Он вдруг сообразил, что забрел совсем в другую сторону; до его квартиры отсюда несколько миль. Он оглянулся — не видно ли такси или остановки трамвая. Попал наконец в трамвай; но было уже поздно, когда он добрался до дому и, приняв ванну, переодевшись, взялся за телефонную книжку, чтобы отыскать номер телефона Скуик. В книжке было несколько сот Майеров, видимо пользовавшихся телефоном, но никто из них не жил в том квартале огромных домов с мелкими квартирками.
Он принялся писать своему адвокату и письмо за письмом уничтожал, так как они казались ему недостаточно настойчивыми.
С последней ночной почтой пришли два письма, которые он не вскрыл: красивый, но расплывчатый почерк на бледно-серых конвертах был ему хорошо знаком; с минуту он молча разглядывал его, потом бросил оба письма в огонь. С этой стороной жизни он покончил раз навсегда.
Тут он внезапно вспомнил Марту Клэр; он проводил с ней тот вечер, когда впервые встретил Тото — "взрослую", как она выразилась тогда.
И вспомнился ему стремительный вывод Марты: "Вы увлечены, мой друг! Вечная юность околдовала вас!" и зашевелившееся у него при этом неприязненное чувство к Марте — не потому, что в ее словах был вызов, а потому, что она вообще осмелилась говорить о Тото.

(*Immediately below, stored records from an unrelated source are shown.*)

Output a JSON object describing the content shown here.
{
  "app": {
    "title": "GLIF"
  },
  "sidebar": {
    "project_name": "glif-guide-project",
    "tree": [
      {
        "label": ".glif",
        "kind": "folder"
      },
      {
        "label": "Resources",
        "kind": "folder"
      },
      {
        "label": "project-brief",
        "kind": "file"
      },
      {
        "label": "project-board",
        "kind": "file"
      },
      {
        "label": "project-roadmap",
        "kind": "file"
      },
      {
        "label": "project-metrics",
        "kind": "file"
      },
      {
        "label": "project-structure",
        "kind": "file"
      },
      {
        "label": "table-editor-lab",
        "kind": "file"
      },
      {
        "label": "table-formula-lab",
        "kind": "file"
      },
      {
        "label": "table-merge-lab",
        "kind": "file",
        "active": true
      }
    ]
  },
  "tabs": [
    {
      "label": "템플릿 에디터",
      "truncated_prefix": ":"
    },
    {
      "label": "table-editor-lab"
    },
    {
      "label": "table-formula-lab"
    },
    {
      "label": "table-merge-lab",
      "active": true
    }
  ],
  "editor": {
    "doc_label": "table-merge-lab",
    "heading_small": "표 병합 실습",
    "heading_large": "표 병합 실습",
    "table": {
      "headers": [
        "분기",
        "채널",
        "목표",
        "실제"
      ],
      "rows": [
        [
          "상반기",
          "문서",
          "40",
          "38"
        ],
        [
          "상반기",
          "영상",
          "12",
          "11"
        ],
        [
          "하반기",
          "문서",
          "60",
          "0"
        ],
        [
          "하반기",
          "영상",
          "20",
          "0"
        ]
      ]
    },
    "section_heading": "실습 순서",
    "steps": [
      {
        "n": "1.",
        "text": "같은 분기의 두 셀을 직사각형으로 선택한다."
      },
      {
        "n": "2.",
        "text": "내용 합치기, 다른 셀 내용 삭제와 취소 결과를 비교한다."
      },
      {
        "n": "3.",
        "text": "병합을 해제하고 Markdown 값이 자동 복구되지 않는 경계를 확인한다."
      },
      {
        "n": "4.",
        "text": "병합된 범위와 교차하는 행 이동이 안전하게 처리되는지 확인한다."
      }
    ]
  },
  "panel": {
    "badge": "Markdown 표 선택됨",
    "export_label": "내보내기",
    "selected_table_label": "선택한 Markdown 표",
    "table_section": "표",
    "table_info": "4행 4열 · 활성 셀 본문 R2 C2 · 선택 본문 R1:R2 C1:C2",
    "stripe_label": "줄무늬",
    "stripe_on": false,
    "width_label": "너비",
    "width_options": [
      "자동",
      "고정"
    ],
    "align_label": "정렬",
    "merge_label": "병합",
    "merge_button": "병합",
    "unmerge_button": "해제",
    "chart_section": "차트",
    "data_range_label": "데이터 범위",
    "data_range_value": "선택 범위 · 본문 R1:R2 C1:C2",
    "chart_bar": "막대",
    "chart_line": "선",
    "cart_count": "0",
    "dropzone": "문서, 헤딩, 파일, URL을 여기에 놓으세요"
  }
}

Так хотелось тогда, чтобы молодость, ликующая и беззаботная, поделилась с ним своей радостью жизни. При виде Карди он разом перенесся в Канахан; воображению представилась ночь после грозы и серебром подернутое небо, по которому мчатся обрывки пролившихся туч, и почему-то казалось, что Тото овеяна тем же мягким, прохладным ирландским ветерком, который играет в ветвях шепчущихся тополей и душистых лип.
С этого вечера начиная, он почти совсем забыл о существовании Марты; и даже не давал себе труда доискаться причины.
Какой чужой стала вдруг Тото тогда… под вечер… в маленьком сосновом леску, когда он в небрежном тоне заговорил об отъезде Карди! И как страшно хотелось ему вернуть ее прежнее доверчивое отношение!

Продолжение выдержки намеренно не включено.